By “unitarian” is here meant anyone who recognizes the tendency of leaders, doctrines, and ideologies to become idols that stand in the way of our search for truth. Idolatry, according to this school of thought, is a mighty sly shape-shifting devil. As a former Unitarian minister once challenged us:
“We boast our emancipation from many superstitions; but if we have broken any idols, it is through a transfer of the idolatry.” — Ralph Waldo Emerson
Similarly, a Greek philosopher once cautioned:
“It is wise to listen not to me, but to the Logos, …” — Heraclitus
I use the term “unitarian” because this cautious mode of thinking is embodied in the Unitarian tradition, in which some Christians long ago determined that worshiping Jesus is missing the message of Jesus, who did not forbid blasphemy against himself, but rather forbade blasphemy against “the spirit”. It is the spirit of the message that gives life, he said, not the flesh of the messenger; not even the letter of the message.
In this sense, we can see that Jesus, whom some identify with the Logos, was not so different from Nietzsche’s anti-prophet Zarathustra:
“All the names of good and evil are parables: they do not declare, but only hint. Whoever among you seeks knowledge of them is a fool!” — Thus Spoke Zarathustra
The Great Iconoclast
Imagine if you will a medieval man, centuries after Christ, who was familiar with Judaism and Christianity. Imagine that this man was impressed by the Judaic aversion to idolatry, but also recognized Christ as a man—or messenger—of Truth. Imagine that he rejected the Trinity, and the notion that Jesus is God. Imagine that this man became quite well known for his opinion that Jesus is not God, such that we might consider him the first Unitarian. Imagine that he was a man of his time, and realizing the efficacy of power, mustered an army and ordered that army to pursue idolators and smash idols to the ends of the earth.

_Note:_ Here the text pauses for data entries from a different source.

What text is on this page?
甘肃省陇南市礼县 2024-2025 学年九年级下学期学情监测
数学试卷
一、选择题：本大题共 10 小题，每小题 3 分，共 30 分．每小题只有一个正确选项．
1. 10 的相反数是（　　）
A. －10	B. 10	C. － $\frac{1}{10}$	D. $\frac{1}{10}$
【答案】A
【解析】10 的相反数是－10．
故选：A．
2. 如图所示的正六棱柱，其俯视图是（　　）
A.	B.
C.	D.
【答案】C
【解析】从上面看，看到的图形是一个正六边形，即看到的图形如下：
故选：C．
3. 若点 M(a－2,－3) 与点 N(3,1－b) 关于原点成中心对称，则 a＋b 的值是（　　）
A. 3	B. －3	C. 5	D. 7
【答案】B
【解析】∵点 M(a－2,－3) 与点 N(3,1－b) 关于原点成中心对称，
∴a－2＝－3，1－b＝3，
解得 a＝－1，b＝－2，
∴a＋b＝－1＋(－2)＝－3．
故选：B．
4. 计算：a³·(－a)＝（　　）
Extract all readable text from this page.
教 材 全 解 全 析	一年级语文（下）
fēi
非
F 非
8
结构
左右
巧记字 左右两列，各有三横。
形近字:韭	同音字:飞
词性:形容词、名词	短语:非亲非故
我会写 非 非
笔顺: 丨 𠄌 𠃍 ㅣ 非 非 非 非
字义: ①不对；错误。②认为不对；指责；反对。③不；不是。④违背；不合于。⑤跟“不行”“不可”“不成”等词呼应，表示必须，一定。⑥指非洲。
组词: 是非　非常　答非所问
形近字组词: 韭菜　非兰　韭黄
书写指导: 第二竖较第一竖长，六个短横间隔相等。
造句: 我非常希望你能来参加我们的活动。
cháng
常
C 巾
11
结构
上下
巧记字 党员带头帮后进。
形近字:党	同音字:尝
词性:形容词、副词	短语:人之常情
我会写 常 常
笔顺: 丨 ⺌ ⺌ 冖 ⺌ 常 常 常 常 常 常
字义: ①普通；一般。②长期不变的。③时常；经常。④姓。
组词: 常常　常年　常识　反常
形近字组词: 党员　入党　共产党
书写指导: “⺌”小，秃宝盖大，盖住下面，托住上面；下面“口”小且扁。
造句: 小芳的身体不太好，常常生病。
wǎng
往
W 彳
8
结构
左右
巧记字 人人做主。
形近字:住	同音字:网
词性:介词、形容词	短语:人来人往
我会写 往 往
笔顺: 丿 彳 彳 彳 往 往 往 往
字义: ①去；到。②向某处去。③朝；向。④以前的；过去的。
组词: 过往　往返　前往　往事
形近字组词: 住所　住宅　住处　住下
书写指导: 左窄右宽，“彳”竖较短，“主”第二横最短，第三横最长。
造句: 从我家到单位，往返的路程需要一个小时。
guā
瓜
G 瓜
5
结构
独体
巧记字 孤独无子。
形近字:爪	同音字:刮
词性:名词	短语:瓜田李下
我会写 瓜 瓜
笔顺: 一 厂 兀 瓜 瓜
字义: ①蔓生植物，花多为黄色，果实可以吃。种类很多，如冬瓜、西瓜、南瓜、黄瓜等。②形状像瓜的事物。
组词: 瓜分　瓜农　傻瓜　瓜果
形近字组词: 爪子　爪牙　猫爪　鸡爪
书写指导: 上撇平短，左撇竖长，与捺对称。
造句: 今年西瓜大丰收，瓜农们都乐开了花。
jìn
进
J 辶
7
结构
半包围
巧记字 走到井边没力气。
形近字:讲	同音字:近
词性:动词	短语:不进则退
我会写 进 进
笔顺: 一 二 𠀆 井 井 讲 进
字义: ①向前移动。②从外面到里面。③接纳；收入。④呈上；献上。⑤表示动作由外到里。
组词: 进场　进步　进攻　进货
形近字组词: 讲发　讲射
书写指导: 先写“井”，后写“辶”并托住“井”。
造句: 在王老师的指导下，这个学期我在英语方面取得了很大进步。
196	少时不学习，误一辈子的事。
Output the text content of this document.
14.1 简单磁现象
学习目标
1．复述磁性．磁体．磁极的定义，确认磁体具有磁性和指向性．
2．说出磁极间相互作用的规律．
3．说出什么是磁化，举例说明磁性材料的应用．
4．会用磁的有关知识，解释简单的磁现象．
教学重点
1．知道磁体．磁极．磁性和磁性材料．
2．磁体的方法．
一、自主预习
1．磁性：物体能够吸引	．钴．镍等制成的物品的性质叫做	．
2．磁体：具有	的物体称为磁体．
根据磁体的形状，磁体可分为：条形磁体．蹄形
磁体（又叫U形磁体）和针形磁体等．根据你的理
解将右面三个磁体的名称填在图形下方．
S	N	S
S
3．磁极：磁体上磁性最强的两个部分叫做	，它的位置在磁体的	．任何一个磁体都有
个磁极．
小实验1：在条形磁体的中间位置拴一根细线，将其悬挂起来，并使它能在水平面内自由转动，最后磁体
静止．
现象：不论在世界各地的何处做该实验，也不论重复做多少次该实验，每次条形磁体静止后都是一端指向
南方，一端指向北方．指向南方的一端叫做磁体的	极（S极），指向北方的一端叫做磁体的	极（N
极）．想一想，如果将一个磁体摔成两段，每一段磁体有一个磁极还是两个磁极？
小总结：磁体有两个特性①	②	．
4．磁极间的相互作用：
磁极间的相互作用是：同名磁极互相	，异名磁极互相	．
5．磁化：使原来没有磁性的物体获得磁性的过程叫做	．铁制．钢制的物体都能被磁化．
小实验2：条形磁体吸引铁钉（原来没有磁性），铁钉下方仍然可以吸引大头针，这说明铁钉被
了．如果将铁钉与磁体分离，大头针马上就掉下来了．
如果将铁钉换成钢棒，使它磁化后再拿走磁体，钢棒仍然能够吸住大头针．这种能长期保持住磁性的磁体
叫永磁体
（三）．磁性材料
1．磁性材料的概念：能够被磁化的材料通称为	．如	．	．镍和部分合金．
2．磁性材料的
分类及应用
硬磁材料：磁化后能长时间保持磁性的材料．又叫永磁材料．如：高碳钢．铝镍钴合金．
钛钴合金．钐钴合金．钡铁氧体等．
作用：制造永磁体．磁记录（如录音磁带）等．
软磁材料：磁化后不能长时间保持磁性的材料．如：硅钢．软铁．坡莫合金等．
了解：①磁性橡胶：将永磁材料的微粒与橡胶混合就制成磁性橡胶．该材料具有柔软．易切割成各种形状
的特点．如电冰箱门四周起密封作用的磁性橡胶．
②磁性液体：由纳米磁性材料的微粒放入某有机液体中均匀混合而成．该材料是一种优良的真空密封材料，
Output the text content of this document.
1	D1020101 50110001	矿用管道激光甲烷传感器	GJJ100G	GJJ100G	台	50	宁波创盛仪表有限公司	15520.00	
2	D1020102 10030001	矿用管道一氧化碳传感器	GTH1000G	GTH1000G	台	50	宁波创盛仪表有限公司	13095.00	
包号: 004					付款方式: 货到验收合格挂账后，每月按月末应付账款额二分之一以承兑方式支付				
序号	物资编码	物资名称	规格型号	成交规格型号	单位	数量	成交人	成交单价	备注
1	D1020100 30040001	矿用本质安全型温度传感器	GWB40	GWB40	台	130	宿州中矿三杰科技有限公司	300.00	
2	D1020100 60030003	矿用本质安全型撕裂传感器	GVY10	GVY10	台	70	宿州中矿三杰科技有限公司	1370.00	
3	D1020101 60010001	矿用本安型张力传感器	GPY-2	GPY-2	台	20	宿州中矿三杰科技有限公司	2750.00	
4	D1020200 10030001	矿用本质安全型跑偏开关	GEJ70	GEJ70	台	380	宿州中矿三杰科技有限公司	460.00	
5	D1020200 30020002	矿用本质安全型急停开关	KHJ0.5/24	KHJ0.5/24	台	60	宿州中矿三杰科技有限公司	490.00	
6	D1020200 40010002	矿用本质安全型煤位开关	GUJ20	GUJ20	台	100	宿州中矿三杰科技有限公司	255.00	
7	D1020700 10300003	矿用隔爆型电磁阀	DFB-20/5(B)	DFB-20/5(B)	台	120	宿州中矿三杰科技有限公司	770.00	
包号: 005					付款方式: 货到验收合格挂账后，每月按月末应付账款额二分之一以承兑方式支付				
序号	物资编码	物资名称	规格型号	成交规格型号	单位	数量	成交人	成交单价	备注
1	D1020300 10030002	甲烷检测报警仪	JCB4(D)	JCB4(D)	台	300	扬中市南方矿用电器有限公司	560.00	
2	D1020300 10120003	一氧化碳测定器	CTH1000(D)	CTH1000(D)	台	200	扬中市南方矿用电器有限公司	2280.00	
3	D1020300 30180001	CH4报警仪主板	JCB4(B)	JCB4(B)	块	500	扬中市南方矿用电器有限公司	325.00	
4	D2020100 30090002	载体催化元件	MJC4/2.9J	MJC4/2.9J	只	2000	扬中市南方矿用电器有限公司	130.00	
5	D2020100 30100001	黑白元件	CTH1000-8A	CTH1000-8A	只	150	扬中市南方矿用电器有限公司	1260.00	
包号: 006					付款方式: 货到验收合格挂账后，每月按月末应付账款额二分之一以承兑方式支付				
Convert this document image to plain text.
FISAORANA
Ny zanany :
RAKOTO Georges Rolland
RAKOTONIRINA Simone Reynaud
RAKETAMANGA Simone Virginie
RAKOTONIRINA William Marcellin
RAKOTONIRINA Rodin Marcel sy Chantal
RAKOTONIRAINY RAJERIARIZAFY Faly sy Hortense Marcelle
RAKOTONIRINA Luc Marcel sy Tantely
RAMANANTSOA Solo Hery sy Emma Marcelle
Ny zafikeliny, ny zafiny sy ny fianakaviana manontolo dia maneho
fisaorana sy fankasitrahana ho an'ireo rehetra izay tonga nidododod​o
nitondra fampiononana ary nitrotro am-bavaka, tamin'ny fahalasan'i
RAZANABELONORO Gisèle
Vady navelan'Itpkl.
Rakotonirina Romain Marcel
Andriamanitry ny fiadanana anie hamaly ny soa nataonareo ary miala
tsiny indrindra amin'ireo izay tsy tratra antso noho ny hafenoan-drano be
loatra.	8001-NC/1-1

Let us call this man, for lack of a better name, Muhammad. Maybe this man was so single-minded about smashing idols that he might be called a prophet. Perhaps he was such a dedicated Unitarian that he rejected the very possibility of any religion other than the religion of Unitarianism, going so far as to call himself “the Seal of the Prophets”:
“Muhammad is not the father of any man among you, but he is the Apostle of God, and the seal of the prophets: and God knoweth all things.” Qur’an (Rodwell translation)
Let us further imagine that this man was seen by by his enemies as a militant religious fanatic and his followers as a crusader for his god Allah. Perhaps we can imagine that they had him wrong. Perhaps we can imagine that he was after something more fundamental, and that the rest—his doctrines, methods, and even his personal beliefs—was all circumstantial.

The man in the painting is not going bowling. If we look closely enough, we find that even Muhammad was an idolator; but who isn’t? Shall Muslims be permitted to rise above the man? Not if they continue to idolize him.
It is commonly understood that Islam means “submission”, but submission to what? Submission to Islam? Certainly not. That would be circular, would it not? It has always been understood to mean “submission to God”; but what is God? Is God to be taken as the Islamic image of God, “Allah”, or is God to be taken as that ultimate, unknowable creative essence behind—or within—things? Perhaps the core meaning of Islam is “submission to no idol, however subtle”.
“Seek knowledge even unto China” — Muhammad
If we were to take this as the essence of Islam, could this not be a religion of the future? Could we go so far as to say that Islam is faith in Reason? If this seems like too much of a stretch, can we at least see how Islam might be seen as a medieval attempt to free humanity of idolatry?
Let the true Muslims step forward to smash the idols of Islam.